European Commission puts biofuel industry ahead of people and planet
The European Commission today released draft legislation which would allow EU countries to rely on food-based biofuels made from rape seed, palm oil, wheat, and other crops to meet their 2030 climate and energy targets.
Marc-Olivier Herman, Oxfam’s biofuel expert, said: “The Commission has bowed to the pressure of the powerful biofuel industry lobby and given up on phasing out food-based biofuels. These biofuels damage the climate and the environment, and some of the world's poorest people are being pushed off their land to grow the crops used to produce them. Supporting biofuels made from food crops is totally inconsistent with the EU’s international commitments to tackling climate change and to sustainable development.
“The Commission’s proposal introduces new ambitious mandates for the use of so-called ‘advanced’ biofuels, but fails to ensure these fuels will deliver significant greenhouse gas cuts without hurting the environment or people. New energy crops or tree plantations could be grown on a large scale to meet these new mandates - worsening the ongoing and brutal global land rush.”
- Oxfam's climate and energy expert Marc-Olivier Herman is available for interviews and background information.
- Today the European Commission released a package of measures on clean energy transition, which includes a proposal for a new Renewable Energy Directive (REDII) for the period after 2020. The directive and an accompanying regulation on the Energy Union sets out how an EU-wide 2030 target of 27% renewable energy will be reached. The proposal allows EU Member States to use large amounts of food-based biofuels to meet this target – 7% of the energy consumed in transport in 2021, progressively decreasing to 3.8% in 2030. This goes against previous policy statements made by the Commission stating that food-based biofuels would not be supported after 2020.

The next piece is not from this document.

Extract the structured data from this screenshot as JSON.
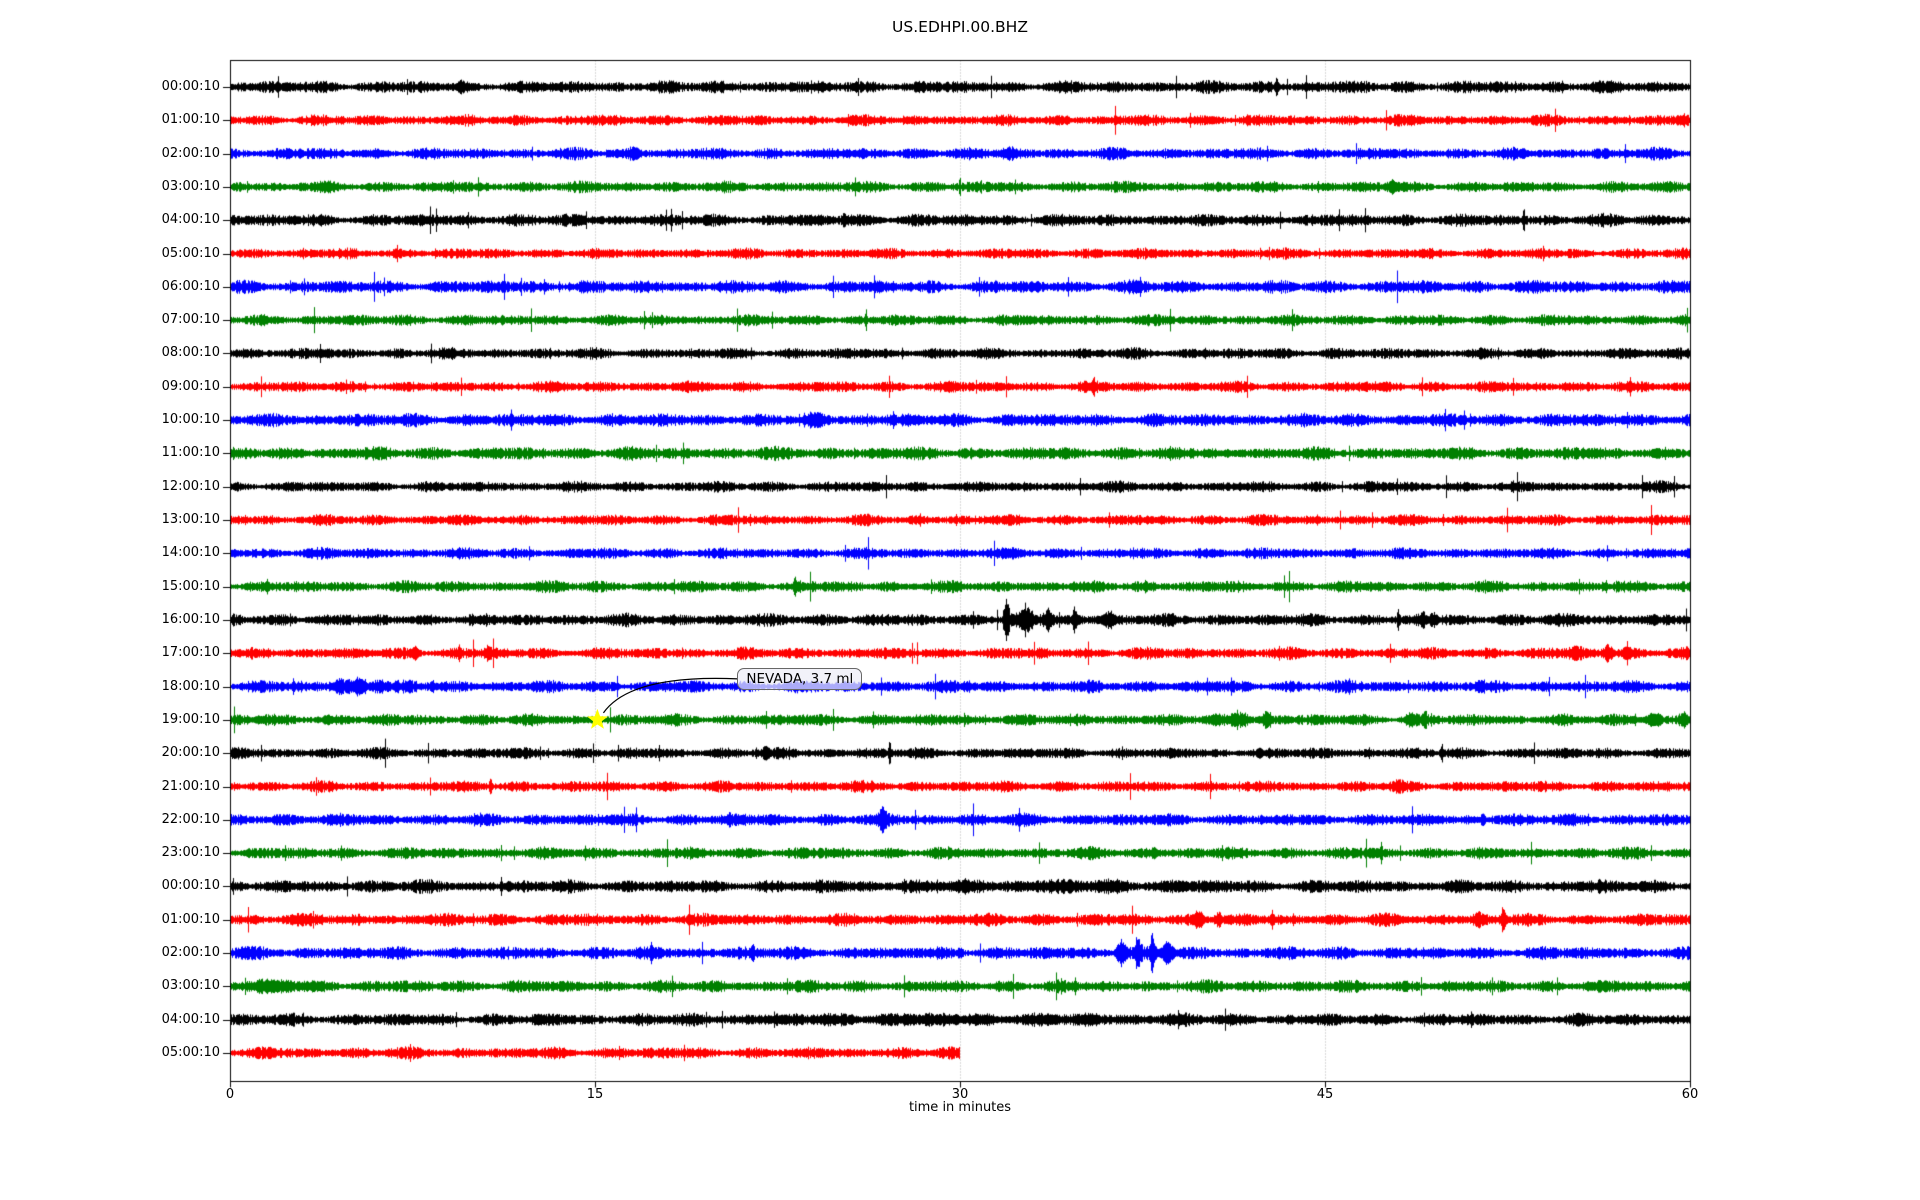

- The Commission’s proposed directive also introduces a new binding 2030 target of 3.6% of transport fuels for so-called ‘advanced biofuels’, which are biofuels not made from food crops. This new target is not accompanied by adequate sustainability criteria to ensure significant greenhouse gas savings and prevent harm to people and the environment. The annexes to the directive contain a list of feed stocks that can be used to produce these biofuels, which includes energy crops, wood sourced from forests and food by-products. This new ‘advanced’ mandate is likely to cause a renewed rush on agricultural land and forests across the globe to supply the European energy market.
- Oxfam’s report ‘Burning land, burning the climate – The biofuel industry capture of EU bioenergy policy’ sheds light on the trail of destruction left across the globe by the current EU biofuel policy. The report also documents the outsized influencing ‘fire power’ of the EU biofuel industry which has benefited from the policy. Biofuel producers reported spending between €3.7million and €5.7million annually on EU lobbying. This puts them on par with the tobacco lobby. Taken together, all actors in the biofuel value chain – from feedstock growers to biofuel producers – spent over €14 million and hired close to 400 lobbyists to promote their interests at EU level in the past year.
- Based on new data, Oxfam’s report “Murder and eviction: the global land rush enters new more violent phase” shows that millions of people face the risk of being displaced from their ancestral and community lands as a result of land sales carried out without their consent.